24 . 7 Understand Load Balancing Database Data Structure

To write a load balancing strategy, you need to know what information is measured during the runtime and how it is represented in the load balancing database data structure.

There are mainly 3 categories of information: a) processor information including processor speed, background load; b) object information including per object CPU/WallClock compute time and c) communication information .

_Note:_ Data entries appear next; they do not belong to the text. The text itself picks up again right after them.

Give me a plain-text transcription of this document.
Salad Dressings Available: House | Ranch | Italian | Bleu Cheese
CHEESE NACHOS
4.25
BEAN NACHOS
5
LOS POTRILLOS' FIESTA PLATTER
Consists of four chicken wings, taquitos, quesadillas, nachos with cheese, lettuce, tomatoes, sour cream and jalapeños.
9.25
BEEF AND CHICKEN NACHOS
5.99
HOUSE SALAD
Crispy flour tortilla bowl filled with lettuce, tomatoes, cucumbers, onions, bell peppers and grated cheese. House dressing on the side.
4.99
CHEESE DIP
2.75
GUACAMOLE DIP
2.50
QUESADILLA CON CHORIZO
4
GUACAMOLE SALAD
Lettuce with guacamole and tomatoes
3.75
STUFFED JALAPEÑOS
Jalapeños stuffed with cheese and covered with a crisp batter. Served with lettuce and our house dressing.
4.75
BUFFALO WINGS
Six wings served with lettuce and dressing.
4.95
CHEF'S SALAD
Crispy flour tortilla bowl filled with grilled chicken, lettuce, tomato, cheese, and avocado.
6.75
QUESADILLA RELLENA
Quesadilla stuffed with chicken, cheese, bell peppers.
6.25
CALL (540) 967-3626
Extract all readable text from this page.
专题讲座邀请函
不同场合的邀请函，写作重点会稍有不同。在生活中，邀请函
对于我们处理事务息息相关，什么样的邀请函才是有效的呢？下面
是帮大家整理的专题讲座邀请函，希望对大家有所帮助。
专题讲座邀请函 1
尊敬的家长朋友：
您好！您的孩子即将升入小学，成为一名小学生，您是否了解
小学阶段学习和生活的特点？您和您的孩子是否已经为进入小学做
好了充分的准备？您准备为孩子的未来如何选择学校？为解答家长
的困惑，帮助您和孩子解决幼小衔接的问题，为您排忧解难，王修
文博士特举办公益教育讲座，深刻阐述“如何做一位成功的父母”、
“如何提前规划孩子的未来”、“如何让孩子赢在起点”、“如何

The database data structure named L DStats is defined in CentralLB.h :

  struct ProcStats {  // per processor
    LBRealType total_walltime;
    LBRealType total_cputime;
    LBRealType idletime;
    LBRealType bg_walltime;
    LBRealType bg_cputime;
    int pe_speed;
    double utilization;
    bool available;
    int   n_objs;

  struct LDStats { // load balancing database
    ProcStats  *procs;
    int count;

    int   n_objs;
    int   n_migrateobjs;
    LDObjData* objData;

    int   n_comm;
    LDCommData* commData;

    int  *from_proc, *to_proc;

  1. LBRealType is the data type for load balancer measured time. It is "double" by default. User can specify the type to float at Charm++ compile time if want. For example, ./build charm++ net-linux-x86_64 -with-lbtime-type=float;
  2. procs array defines processor attributes and usage data for each processor;
  3. objData array records per object information, LDObjData is defined in lbdb.h ;
  4. commData array records per communication information. LDCommData is defined in lbdb.h .